EU privacy-compliant video blur for faces, plates, and PII—technical measures supporting GDPR Article 5 data minimization.
GDPR Article 5(1)(c) requires data minimization: collect and process only personal data adequate and necessary for your purpose. For video, that means blurring identifiable faces, plates, and PII when the specific identity isn't essential to your use case.
Built for EU-based businesses, multinationals with EU operations, and compliance officers managing video data.
Locate faces, plates, documents, and readable text that constitute personal data under GDPR.
Blur regions per GDPR Article 5 data minimization—only obscure what's necessary for your use case.
Record blur decisions in your processing records and DPIA if applicable before publication.
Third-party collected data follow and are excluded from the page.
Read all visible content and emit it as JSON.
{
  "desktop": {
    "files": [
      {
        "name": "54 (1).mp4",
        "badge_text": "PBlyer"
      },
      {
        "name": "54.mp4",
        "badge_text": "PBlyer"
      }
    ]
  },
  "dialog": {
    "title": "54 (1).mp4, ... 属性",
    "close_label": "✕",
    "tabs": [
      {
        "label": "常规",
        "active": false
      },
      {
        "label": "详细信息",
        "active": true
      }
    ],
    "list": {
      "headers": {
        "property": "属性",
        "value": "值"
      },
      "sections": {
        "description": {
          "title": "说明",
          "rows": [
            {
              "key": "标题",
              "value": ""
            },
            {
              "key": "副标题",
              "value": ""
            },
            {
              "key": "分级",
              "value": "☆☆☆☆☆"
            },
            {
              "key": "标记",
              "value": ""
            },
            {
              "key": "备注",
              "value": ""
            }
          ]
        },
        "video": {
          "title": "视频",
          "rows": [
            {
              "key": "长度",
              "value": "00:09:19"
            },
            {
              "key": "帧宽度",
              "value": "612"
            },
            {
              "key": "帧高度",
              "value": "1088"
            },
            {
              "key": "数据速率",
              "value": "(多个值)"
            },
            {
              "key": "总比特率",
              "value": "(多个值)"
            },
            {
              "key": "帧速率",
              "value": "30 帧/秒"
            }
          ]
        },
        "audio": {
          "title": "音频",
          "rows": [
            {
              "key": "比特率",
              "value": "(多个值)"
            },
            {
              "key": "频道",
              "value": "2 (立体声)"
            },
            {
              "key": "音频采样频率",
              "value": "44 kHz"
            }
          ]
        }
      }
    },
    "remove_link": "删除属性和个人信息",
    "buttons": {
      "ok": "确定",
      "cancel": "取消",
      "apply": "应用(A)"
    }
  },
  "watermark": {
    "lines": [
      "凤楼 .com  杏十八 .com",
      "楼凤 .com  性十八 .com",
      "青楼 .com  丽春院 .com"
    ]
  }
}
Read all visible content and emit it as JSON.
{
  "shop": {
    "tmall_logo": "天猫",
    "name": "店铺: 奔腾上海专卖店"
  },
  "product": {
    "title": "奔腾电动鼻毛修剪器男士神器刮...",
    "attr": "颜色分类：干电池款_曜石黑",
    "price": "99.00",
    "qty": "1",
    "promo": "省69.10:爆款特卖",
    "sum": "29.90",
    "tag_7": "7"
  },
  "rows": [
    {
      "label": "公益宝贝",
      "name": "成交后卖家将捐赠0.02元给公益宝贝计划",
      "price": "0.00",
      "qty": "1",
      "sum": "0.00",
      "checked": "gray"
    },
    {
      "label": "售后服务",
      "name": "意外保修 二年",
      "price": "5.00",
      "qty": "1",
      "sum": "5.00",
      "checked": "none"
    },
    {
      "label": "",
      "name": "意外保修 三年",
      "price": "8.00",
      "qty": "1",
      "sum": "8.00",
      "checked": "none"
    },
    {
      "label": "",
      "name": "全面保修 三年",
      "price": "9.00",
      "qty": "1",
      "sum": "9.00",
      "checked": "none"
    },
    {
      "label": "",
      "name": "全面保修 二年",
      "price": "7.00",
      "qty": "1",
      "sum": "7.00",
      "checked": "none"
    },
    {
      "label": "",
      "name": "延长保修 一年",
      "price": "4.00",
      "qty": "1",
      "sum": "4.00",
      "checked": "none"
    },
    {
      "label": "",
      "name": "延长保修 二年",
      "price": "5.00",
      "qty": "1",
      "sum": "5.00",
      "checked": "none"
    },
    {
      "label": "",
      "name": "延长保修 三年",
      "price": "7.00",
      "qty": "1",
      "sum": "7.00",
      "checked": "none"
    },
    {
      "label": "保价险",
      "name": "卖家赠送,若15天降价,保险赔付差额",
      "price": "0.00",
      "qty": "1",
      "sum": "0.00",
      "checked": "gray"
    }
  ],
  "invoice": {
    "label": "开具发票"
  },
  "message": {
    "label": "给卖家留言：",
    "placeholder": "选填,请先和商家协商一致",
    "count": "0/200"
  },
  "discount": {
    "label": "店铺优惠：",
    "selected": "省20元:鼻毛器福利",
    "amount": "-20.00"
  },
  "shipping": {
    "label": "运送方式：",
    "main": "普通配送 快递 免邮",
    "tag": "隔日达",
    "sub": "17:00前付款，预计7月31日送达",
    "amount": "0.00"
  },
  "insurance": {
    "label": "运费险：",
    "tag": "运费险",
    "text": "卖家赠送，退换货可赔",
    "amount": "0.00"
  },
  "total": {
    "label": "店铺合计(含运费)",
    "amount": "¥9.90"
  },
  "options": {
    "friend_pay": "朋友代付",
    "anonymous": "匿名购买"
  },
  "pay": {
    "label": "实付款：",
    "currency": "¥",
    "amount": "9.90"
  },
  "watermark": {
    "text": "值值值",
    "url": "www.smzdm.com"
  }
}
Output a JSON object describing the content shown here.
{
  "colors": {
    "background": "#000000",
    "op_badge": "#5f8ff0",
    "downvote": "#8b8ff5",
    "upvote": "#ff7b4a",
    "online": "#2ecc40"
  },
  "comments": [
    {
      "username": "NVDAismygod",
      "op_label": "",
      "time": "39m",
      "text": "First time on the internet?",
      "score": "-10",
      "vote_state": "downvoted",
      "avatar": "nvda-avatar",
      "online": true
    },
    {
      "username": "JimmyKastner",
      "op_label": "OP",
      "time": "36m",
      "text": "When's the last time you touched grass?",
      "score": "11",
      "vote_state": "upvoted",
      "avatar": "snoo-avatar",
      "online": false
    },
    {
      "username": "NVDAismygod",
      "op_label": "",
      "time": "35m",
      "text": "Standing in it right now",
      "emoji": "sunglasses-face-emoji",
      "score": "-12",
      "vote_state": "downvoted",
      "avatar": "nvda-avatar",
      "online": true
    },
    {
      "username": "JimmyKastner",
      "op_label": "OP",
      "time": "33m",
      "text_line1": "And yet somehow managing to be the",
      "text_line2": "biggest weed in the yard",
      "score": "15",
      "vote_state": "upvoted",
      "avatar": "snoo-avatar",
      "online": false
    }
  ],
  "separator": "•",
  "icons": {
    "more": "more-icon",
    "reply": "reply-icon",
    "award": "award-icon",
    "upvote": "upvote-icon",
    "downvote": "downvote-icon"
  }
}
GDPR fines averaged €4.8M in 2026 with enforcement targeting unnecessary personal data retention. Video blur is a technical measure demonstrating good-faith compliance when combined with legal documentation and consent frameworks.
Blur is not a silver bullet—GDPR compliance also requires lawful basis, data subject rights, retention policies, and DPIAs—but it's a visible, auditable step controllers can implement before publication.


Teams reach for this workflow when public space recordings for marketing in eu markets; cctv footage shared externally for investigations; event coverage with attendees in eu jurisdictions; corporate training videos with eu employee data. BGBlur automates detection so these scenarios stay publishable without days in a timeline.
Ideal audiences include EU-based businesses and organizations, Multinational corporations with EU operations, Marketing teams targeting EU audiences, Data protection and compliance officers. Pair this example with your policy review when footage is sensitive or public-facing.

同じデモクリップとステップバイステップのガイダンスで、同様のシナリオを探索します。